Kind of an Endearing Thing
I spent most of yesterday figuring out how to best navigate working from home (in Hibernate mode, no less), while above and beside me, two bathrooms were simultaneously being demolished down to the studs. Next, they will be rebuilt to modern specifications, because buyers today seem to have lost their affinity for 1978 classic design. Yes, the plan is to impress folks for resale. Us humans are pretty good at reserving the best stuff for other people.
Tiles smashing, dust flying, classic rock radio turned up. These walls are now filled with the sound of twenty predictable songs on corporate owned repeat. Maybe I should offer up the house stereo... even a mixtape or two. The guys seem like good people. Unlike me, they have no trouble finding their groove. I’m awkward at the start: Do I make them coffee? Should I bake muffins? Would I be forcing these things on them if I did? They, however, they slip right into the flow, hardly noticing I’m there. Not in a way that disrespects our space or what we have going on, they’re just comfortable. And how could they not be? Day in and day out, they earn their living while weaving themselves into the personal lives of strangers.
Before I know it, I’m comfortable, too. I find myself busy in the kitchen, talking on the phone with a friend, leaning into the stove while one hand stirs ginger in a pot of honey. Life. I almost forget about the three men I do not know, helping themselves to all corners of our home. Actually, they are not helping themselves. In fact, they keep asking permission every step of the way: May I unplug this lamp? Is it alright to use your kitchen sink? Can I park my truck here? Do you mind if I leave my trailer?
I watch their ability to stack trades with considerable envy; this is no easy task and they make it look effortless. Time is expensive within this model, and lining up the progression of work is impressive when done well. And they seem to do it well. You just don’t have the painter sitting around all day waiting for the tile guy to finish; you have him at another job. But the way they're timing the arrival and departure of each job is something to watch. I bet the advent of the cell phone makes this particular ship sail much smoother than in decades past.
Anyway. What I’m trying to get at is not the technical dance between electrician and plumber, but the human interaction among this crew.
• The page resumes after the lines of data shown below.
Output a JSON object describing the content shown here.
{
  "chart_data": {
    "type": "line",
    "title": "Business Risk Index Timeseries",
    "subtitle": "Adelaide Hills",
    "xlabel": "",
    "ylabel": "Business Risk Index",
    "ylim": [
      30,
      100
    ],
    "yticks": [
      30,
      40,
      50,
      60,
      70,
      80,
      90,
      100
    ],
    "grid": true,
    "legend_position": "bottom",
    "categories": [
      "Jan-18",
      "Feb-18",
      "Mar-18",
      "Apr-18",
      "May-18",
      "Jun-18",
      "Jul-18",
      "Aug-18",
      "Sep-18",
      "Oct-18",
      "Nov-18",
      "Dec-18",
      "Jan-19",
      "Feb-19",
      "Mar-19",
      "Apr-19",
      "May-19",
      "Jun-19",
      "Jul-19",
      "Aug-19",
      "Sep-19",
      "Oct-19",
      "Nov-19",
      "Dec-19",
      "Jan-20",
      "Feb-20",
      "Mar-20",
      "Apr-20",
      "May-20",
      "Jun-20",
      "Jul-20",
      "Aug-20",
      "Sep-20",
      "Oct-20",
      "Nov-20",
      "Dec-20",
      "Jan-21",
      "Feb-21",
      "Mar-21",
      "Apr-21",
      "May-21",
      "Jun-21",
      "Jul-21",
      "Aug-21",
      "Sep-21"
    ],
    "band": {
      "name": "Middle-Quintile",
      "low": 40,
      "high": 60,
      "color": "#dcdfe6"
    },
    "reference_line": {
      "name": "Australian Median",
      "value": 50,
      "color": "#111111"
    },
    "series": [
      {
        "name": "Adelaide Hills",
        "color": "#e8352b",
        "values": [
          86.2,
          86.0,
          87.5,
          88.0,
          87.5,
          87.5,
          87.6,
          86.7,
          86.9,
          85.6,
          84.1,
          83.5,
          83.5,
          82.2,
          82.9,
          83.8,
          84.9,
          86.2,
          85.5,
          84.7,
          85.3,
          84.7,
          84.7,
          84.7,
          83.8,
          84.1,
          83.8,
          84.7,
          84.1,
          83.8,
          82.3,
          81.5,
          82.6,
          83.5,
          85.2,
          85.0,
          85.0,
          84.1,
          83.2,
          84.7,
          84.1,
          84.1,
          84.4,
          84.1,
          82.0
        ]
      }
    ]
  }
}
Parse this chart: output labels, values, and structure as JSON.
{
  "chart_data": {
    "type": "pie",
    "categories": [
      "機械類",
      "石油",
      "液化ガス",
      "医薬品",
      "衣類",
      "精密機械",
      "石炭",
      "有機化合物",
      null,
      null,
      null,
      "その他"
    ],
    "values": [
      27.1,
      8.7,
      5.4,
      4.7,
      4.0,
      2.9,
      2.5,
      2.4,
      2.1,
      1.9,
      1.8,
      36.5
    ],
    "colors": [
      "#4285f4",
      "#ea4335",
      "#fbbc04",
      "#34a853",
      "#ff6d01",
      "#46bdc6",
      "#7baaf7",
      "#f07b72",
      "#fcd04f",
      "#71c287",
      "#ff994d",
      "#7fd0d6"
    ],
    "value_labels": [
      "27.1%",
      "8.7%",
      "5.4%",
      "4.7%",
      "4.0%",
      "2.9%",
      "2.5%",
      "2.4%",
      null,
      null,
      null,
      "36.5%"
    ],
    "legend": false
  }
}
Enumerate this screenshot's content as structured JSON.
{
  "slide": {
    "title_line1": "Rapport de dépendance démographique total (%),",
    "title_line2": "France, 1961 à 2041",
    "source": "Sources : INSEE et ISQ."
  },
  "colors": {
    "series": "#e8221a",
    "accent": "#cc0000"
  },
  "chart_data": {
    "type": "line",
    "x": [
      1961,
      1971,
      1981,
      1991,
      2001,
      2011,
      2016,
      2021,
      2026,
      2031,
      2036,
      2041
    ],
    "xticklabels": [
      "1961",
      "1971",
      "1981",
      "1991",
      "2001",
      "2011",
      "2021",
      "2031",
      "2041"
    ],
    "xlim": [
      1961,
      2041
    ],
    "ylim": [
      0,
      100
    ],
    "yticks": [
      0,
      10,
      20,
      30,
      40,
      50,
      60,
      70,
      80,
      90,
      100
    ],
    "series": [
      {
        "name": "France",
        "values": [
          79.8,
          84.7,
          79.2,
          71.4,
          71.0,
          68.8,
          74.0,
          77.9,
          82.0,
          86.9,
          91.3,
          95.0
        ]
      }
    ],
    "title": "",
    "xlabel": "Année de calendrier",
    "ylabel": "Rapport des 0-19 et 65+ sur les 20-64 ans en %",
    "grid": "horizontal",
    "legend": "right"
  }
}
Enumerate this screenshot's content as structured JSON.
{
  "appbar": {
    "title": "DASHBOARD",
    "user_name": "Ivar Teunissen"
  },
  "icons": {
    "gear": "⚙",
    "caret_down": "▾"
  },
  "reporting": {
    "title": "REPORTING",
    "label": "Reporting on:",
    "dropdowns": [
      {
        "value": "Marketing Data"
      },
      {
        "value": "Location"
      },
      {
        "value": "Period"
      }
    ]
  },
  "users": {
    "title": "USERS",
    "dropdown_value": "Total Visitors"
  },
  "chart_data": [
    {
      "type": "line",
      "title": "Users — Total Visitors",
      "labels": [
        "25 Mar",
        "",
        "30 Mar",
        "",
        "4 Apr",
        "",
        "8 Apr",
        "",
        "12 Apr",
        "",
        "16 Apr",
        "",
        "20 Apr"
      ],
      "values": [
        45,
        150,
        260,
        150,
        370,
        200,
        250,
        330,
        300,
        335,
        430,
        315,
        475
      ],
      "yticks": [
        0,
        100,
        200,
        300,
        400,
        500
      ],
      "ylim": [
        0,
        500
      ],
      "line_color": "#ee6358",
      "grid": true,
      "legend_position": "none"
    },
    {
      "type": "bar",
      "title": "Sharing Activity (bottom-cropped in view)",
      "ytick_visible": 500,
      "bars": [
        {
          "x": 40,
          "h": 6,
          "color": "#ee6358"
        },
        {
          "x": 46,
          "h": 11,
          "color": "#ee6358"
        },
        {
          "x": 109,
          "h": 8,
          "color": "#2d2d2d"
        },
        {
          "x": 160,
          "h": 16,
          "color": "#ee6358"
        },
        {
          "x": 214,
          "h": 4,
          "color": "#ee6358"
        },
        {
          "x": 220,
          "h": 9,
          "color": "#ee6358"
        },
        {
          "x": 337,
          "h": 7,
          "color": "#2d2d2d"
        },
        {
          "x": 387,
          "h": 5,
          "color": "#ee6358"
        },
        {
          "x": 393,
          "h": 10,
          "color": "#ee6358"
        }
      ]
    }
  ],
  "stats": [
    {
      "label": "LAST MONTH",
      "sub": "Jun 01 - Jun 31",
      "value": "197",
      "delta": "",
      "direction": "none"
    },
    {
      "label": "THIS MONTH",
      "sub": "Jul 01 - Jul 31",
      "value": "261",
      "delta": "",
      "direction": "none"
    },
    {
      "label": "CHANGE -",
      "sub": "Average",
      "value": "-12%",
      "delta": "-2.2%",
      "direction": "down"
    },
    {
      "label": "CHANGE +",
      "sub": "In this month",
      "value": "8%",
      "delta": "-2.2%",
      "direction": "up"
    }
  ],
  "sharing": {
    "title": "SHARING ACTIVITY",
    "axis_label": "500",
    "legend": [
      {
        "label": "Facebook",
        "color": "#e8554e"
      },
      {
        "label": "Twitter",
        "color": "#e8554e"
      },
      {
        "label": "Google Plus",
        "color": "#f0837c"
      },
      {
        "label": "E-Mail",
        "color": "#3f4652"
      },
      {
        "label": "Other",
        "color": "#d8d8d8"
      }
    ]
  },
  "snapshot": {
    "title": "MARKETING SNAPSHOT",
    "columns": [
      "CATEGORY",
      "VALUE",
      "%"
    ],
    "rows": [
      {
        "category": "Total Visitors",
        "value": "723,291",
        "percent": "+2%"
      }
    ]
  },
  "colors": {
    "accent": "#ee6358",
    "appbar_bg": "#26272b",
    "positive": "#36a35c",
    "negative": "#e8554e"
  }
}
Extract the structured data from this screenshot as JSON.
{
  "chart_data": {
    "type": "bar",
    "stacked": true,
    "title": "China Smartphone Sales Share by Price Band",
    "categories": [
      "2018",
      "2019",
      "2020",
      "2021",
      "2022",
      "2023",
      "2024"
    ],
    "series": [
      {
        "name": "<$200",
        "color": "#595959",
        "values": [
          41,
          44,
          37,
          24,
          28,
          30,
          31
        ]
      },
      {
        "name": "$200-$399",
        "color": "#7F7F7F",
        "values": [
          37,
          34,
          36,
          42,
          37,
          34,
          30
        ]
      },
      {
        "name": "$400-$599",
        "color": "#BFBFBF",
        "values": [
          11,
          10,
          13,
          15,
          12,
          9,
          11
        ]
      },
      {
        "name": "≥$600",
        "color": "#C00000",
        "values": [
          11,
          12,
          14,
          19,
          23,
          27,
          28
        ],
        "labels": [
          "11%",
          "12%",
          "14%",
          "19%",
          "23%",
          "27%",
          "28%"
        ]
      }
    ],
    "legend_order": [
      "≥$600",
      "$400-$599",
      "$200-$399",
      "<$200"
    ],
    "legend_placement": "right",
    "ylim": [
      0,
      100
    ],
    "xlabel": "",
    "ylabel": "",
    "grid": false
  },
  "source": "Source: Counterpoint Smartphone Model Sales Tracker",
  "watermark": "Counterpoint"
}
They tune me out, play their classic rock (but ask if I mind the radio being on), and move about the house in a familiar and comfortable way. They are at ease. The few expletives that slip through their conversation tell me they do not know I can hear them. That they do not realize this house, with its uncarpeted floors, is a vessel for sound that although once haunted me as a teenager, currently aides in my curiosity. A couple of words that feel non-derogatory, yet generally frowned upon in briefly acquainted company, offer me an understanding that everything else I overhear, is a genuine exchange between men.
So what was I listening to? Good people, that’s what.
They talked about avoiding high-fructose corn syrup, that Mexican Coke is better than American Coke, and how they read books to their children every night. I overheard one of the guys talk neurotic-leaning-Scout through thirty minutes of nail gun and associated air compressor use. There were also a few direct quotes that I wrote down because for some reason, that’s the sort of thing I do:
“Dude, keep your head straight. She really does love you.”
“Your pride will come back, man.”
“You got a little something on your beard.”
See? Good people. There was more, of course, but that is a brief overview. I don’t know much about male-centered locker room talk, or deer camp talk, or, or, or... but I’m currently living in the thick of construction zone talk, and I gotta say, it’s kind of an endearing thing.
Tomorrow, I should definitely make them some muffins and coffee.